Un poète est né et sa notoriété s'affirme.
La poésie de François Fabié obtient un succès grandissant notamment en raison des séances publiques de l'Académie du Var. C'est lors de l'une de ces réunions qu'il rencontre Madeleine Gabert. Il lui adresse un poème et en retour elle l'invite à prendre le thé chez sa mère. Leur mariage est célébré le 30 juillet 1877 à Toulon. Et le voyage de noces a lieu à Durenque en Aveyron, au moulin.
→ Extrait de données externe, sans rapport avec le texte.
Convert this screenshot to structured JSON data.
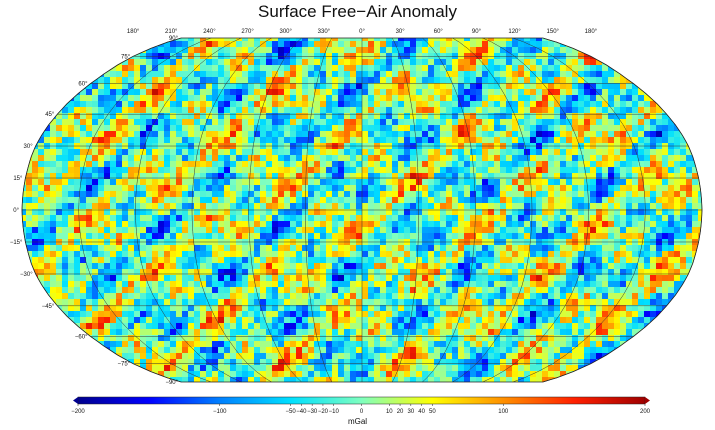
{
  "title": "Surface Free−Air Anomaly",
  "map": {
    "projection": "Robinson",
    "central_meridian": 0,
    "lon_labels": [
      "180°",
      "210°",
      "240°",
      "270°",
      "300°",
      "330°",
      "0°",
      "30°",
      "60°",
      "90°",
      "120°",
      "150°",
      "180°"
    ],
    "lat_labels": [
      "90°",
      "75°",
      "60°",
      "45°",
      "30°",
      "15°",
      "0°",
      "−15°",
      "−30°",
      "−45°",
      "−60°",
      "−75°",
      "−90°"
    ],
    "graticule_spacing_deg": 15
  },
  "colorbar": {
    "unit": "mGal",
    "range": [
      -200,
      200
    ],
    "tick_labels": [
      "−200",
      "−100",
      "−50",
      "−40",
      "−30",
      "−20",
      "−10",
      "0",
      "10",
      "20",
      "30",
      "40",
      "50",
      "100",
      "200"
    ],
    "tick_values": [
      -200,
      -100,
      -50,
      -40,
      -30,
      -20,
      -10,
      0,
      10,
      20,
      30,
      40,
      50,
      100,
      200
    ],
    "colors": [
      "#00008f",
      "#0000ff",
      "#0080ff",
      "#00e0ff",
      "#7fffbf",
      "#ffff00",
      "#ff9000",
      "#ff2000",
      "#a00000"
    ]
  }
}
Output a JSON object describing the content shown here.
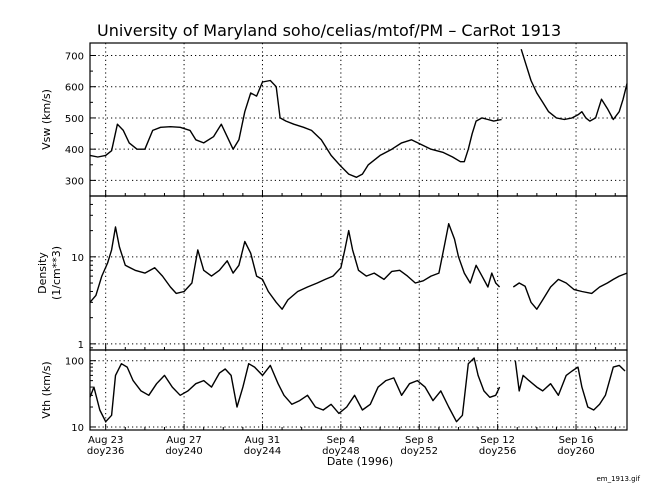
{
  "title": "University of Maryland   soho/celias/mtof/PM  –  CarRot 1913",
  "footer_label": "em_1913.gif",
  "xlabel": "Date (1996)",
  "x_ticks": [
    {
      "date": "Aug 23",
      "doy": "doy236",
      "day": 236
    },
    {
      "date": "Aug 27",
      "doy": "doy240",
      "day": 240
    },
    {
      "date": "Aug 31",
      "doy": "doy244",
      "day": 244
    },
    {
      "date": "Sep 4",
      "doy": "doy248",
      "day": 248
    },
    {
      "date": "Sep 8",
      "doy": "doy252",
      "day": 252
    },
    {
      "date": "Sep 12",
      "doy": "doy256",
      "day": 256
    },
    {
      "date": "Sep 16",
      "doy": "doy260",
      "day": 260
    }
  ],
  "chart_data": [
    {
      "type": "line",
      "ylabel": "Vsw (km/s)",
      "unit": "km/s",
      "yscale": "linear",
      "xlim": [
        235.2,
        262.6
      ],
      "ylim": [
        250,
        740
      ],
      "yticks": [
        300,
        400,
        500,
        600,
        700
      ],
      "grid": true,
      "series": [
        {
          "segments": [
            [
              [
                235.2,
                380
              ],
              [
                235.6,
                375
              ],
              [
                236.0,
                380
              ],
              [
                236.3,
                395
              ],
              [
                236.6,
                480
              ],
              [
                236.9,
                460
              ],
              [
                237.2,
                420
              ],
              [
                237.6,
                400
              ],
              [
                238.0,
                400
              ],
              [
                238.4,
                460
              ],
              [
                238.8,
                470
              ],
              [
                239.3,
                472
              ],
              [
                239.8,
                470
              ],
              [
                240.3,
                460
              ],
              [
                240.6,
                430
              ],
              [
                241.0,
                420
              ],
              [
                241.5,
                440
              ],
              [
                241.9,
                480
              ],
              [
                242.2,
                440
              ],
              [
                242.5,
                400
              ],
              [
                242.8,
                430
              ],
              [
                243.1,
                520
              ],
              [
                243.4,
                580
              ],
              [
                243.7,
                570
              ],
              [
                244.0,
                615
              ],
              [
                244.4,
                620
              ],
              [
                244.7,
                600
              ],
              [
                244.9,
                500
              ],
              [
                245.2,
                490
              ],
              [
                245.6,
                480
              ],
              [
                246.1,
                470
              ],
              [
                246.5,
                460
              ],
              [
                247.0,
                430
              ],
              [
                247.5,
                380
              ],
              [
                248.0,
                345
              ],
              [
                248.4,
                320
              ],
              [
                248.8,
                310
              ],
              [
                249.1,
                320
              ],
              [
                249.4,
                350
              ],
              [
                250.0,
                380
              ],
              [
                250.6,
                400
              ],
              [
                251.1,
                420
              ],
              [
                251.6,
                430
              ],
              [
                252.1,
                415
              ],
              [
                252.6,
                400
              ],
              [
                253.2,
                390
              ],
              [
                253.7,
                375
              ],
              [
                254.1,
                360
              ],
              [
                254.3,
                360
              ],
              [
                254.5,
                400
              ],
              [
                254.7,
                450
              ],
              [
                254.9,
                490
              ],
              [
                255.2,
                500
              ],
              [
                255.5,
                495
              ],
              [
                255.8,
                490
              ],
              [
                256.2,
                495
              ]
            ],
            [
              [
                257.2,
                720
              ],
              [
                257.4,
                680
              ],
              [
                257.7,
                620
              ],
              [
                258.0,
                580
              ],
              [
                258.3,
                550
              ],
              [
                258.6,
                520
              ],
              [
                259.0,
                500
              ],
              [
                259.4,
                495
              ],
              [
                259.8,
                500
              ],
              [
                260.1,
                510
              ],
              [
                260.3,
                520
              ],
              [
                260.5,
                500
              ],
              [
                260.7,
                490
              ],
              [
                261.0,
                500
              ],
              [
                261.3,
                560
              ],
              [
                261.6,
                530
              ],
              [
                261.9,
                495
              ],
              [
                262.2,
                520
              ],
              [
                262.4,
                560
              ],
              [
                262.6,
                610
              ]
            ]
          ]
        }
      ]
    },
    {
      "type": "line",
      "ylabel": "Density (1/cm**3)",
      "unit": "1/cm**3",
      "yscale": "log",
      "xlim": [
        235.2,
        262.6
      ],
      "ylim": [
        0.85,
        50
      ],
      "yticks": [
        1,
        10
      ],
      "grid": true,
      "series": [
        {
          "segments": [
            [
              [
                235.2,
                3.0
              ],
              [
                235.5,
                3.6
              ],
              [
                235.8,
                6.0
              ],
              [
                236.1,
                8.5
              ],
              [
                236.3,
                12.0
              ],
              [
                236.5,
                22.0
              ],
              [
                236.7,
                13.0
              ],
              [
                237.0,
                8.0
              ],
              [
                237.5,
                7.0
              ],
              [
                238.0,
                6.5
              ],
              [
                238.5,
                7.5
              ],
              [
                238.9,
                6.0
              ],
              [
                239.3,
                4.5
              ],
              [
                239.6,
                3.8
              ],
              [
                240.0,
                4.0
              ],
              [
                240.4,
                5.0
              ],
              [
                240.7,
                12.0
              ],
              [
                241.0,
                7.0
              ],
              [
                241.4,
                6.0
              ],
              [
                241.8,
                7.0
              ],
              [
                242.2,
                9.0
              ],
              [
                242.5,
                6.5
              ],
              [
                242.8,
                8.0
              ],
              [
                243.1,
                15.0
              ],
              [
                243.4,
                11.0
              ],
              [
                243.7,
                6.0
              ],
              [
                244.0,
                5.5
              ],
              [
                244.3,
                4.0
              ],
              [
                244.7,
                3.0
              ],
              [
                245.0,
                2.5
              ],
              [
                245.3,
                3.2
              ],
              [
                245.8,
                4.0
              ],
              [
                246.3,
                4.5
              ],
              [
                246.8,
                5.0
              ],
              [
                247.2,
                5.5
              ],
              [
                247.6,
                6.0
              ],
              [
                248.0,
                7.5
              ],
              [
                248.2,
                12.0
              ],
              [
                248.4,
                20.0
              ],
              [
                248.6,
                12.0
              ],
              [
                248.9,
                7.0
              ],
              [
                249.3,
                6.0
              ],
              [
                249.7,
                6.5
              ],
              [
                250.2,
                5.5
              ],
              [
                250.6,
                6.8
              ],
              [
                251.0,
                7.0
              ],
              [
                251.4,
                6.0
              ],
              [
                251.8,
                5.0
              ],
              [
                252.2,
                5.3
              ],
              [
                252.6,
                6.0
              ],
              [
                253.0,
                6.5
              ],
              [
                253.3,
                14.0
              ],
              [
                253.5,
                24.0
              ],
              [
                253.8,
                16.0
              ],
              [
                254.0,
                10.0
              ],
              [
                254.3,
                6.5
              ],
              [
                254.6,
                5.0
              ],
              [
                254.9,
                8.0
              ],
              [
                255.2,
                6.0
              ],
              [
                255.5,
                4.5
              ],
              [
                255.7,
                6.5
              ],
              [
                255.9,
                5.0
              ],
              [
                256.1,
                4.5
              ]
            ],
            [
              [
                256.8,
                4.5
              ],
              [
                257.1,
                5.0
              ],
              [
                257.4,
                4.6
              ],
              [
                257.7,
                3.0
              ],
              [
                258.0,
                2.5
              ],
              [
                258.3,
                3.2
              ],
              [
                258.7,
                4.5
              ],
              [
                259.1,
                5.5
              ],
              [
                259.5,
                5.0
              ],
              [
                259.9,
                4.2
              ],
              [
                260.3,
                4.0
              ],
              [
                260.8,
                3.8
              ],
              [
                261.2,
                4.5
              ],
              [
                261.6,
                5.0
              ],
              [
                261.9,
                5.5
              ],
              [
                262.2,
                6.0
              ],
              [
                262.6,
                6.5
              ]
            ]
          ]
        }
      ]
    },
    {
      "type": "line",
      "ylabel": "Vth (km/s)",
      "unit": "km/s",
      "yscale": "log",
      "xlim": [
        235.2,
        262.6
      ],
      "ylim": [
        9,
        145
      ],
      "yticks": [
        10,
        100
      ],
      "grid": true,
      "series": [
        {
          "segments": [
            [
              [
                235.2,
                28
              ],
              [
                235.4,
                40
              ],
              [
                235.7,
                18
              ],
              [
                236.0,
                12
              ],
              [
                236.3,
                15
              ],
              [
                236.5,
                60
              ],
              [
                236.8,
                90
              ],
              [
                237.1,
                80
              ],
              [
                237.4,
                50
              ],
              [
                237.8,
                35
              ],
              [
                238.2,
                30
              ],
              [
                238.6,
                45
              ],
              [
                239.0,
                60
              ],
              [
                239.4,
                40
              ],
              [
                239.8,
                30
              ],
              [
                240.2,
                35
              ],
              [
                240.6,
                45
              ],
              [
                241.0,
                50
              ],
              [
                241.4,
                40
              ],
              [
                241.8,
                65
              ],
              [
                242.1,
                75
              ],
              [
                242.4,
                60
              ],
              [
                242.7,
                20
              ],
              [
                243.0,
                40
              ],
              [
                243.3,
                90
              ],
              [
                243.6,
                80
              ],
              [
                244.0,
                60
              ],
              [
                244.4,
                85
              ],
              [
                244.8,
                45
              ],
              [
                245.1,
                30
              ],
              [
                245.5,
                22
              ],
              [
                245.9,
                25
              ],
              [
                246.3,
                30
              ],
              [
                246.7,
                20
              ],
              [
                247.1,
                18
              ],
              [
                247.5,
                22
              ],
              [
                247.9,
                16
              ],
              [
                248.3,
                20
              ],
              [
                248.7,
                30
              ],
              [
                249.1,
                18
              ],
              [
                249.5,
                22
              ],
              [
                249.9,
                40
              ],
              [
                250.3,
                50
              ],
              [
                250.7,
                55
              ],
              [
                251.1,
                30
              ],
              [
                251.5,
                45
              ],
              [
                251.9,
                50
              ],
              [
                252.3,
                40
              ],
              [
                252.7,
                25
              ],
              [
                253.1,
                35
              ],
              [
                253.5,
                20
              ],
              [
                253.9,
                12
              ],
              [
                254.2,
                15
              ],
              [
                254.5,
                90
              ],
              [
                254.8,
                110
              ],
              [
                255.0,
                60
              ],
              [
                255.3,
                35
              ],
              [
                255.6,
                28
              ],
              [
                255.9,
                30
              ],
              [
                256.1,
                40
              ]
            ],
            [
              [
                256.9,
                100
              ],
              [
                257.1,
                35
              ],
              [
                257.3,
                60
              ],
              [
                257.6,
                50
              ],
              [
                258.0,
                40
              ],
              [
                258.3,
                35
              ],
              [
                258.7,
                45
              ],
              [
                259.1,
                30
              ],
              [
                259.5,
                60
              ],
              [
                259.8,
                70
              ],
              [
                260.1,
                80
              ],
              [
                260.3,
                40
              ],
              [
                260.6,
                20
              ],
              [
                260.9,
                18
              ],
              [
                261.2,
                22
              ],
              [
                261.5,
                30
              ],
              [
                261.9,
                80
              ],
              [
                262.2,
                85
              ],
              [
                262.5,
                70
              ]
            ]
          ]
        }
      ]
    }
  ]
}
Les époux Fabié habitent 11, rue de l'Arsenal, près du port de Toulon.
C'est dans cet appartement que naît Marie-Lucie le 30 mai 1878. Malheureusement, elle décède vingt mois plus tard. L'espoir revient le 24 janvier 1881 et Marguerite devient la joie des siens.
C'est lorsqu'il est professeur à Toulon que la librairie des bibliophiles édite à Paris, en 1879, le premier recueil de François Fabié : "La Poésie des Bêtes"; puis en 1881 "La Nouvelle Poésie des Bêtes". Nommé au lycée Charlemagne à Paris, il trouve un éditeur à sa dimension : Alphonse Lemerre qui publie à l'enseigne de l'homme qui bêche, la plupart des Parnassiens et des auteurs régionalistes comme Auguste Brizeux. Des liens d'estime et d'amitié unissent dès lors François Fabié aux poètes du Parnasse qui se rencontrent régulièrement aux repas mensuels organisés par Alphonse Lemerre, au cours desquels se côtoient Leconte de Liste, Banville, Jean Marie de Hërédia, Sully Prudhomme, François Coppée, Paul Arène et tant d'autres.
Alphonse Lemerre publie l'essentiel de l'œuvre poétique de François Fabié soit huit recueils de poèmes :
Madame Fabié, très attachée à sa terre provençale, achète une bastide à la Valette du Var, près de Toulon.
Les hivers étant moins rigoureux en Provence que dans le Rouergue, la famille s'installe dans cette maison de campagne appelée "Les Troènes".
François Fabié, à la retraite en 1908, souhaite y jouir de moments paisibles pour composer des poèmes et écrire ses souvenirs.
Le poème "Notre bastide" est dédié "à deux terriennes, Madeleine et Marguerite", sa femme et sa fille.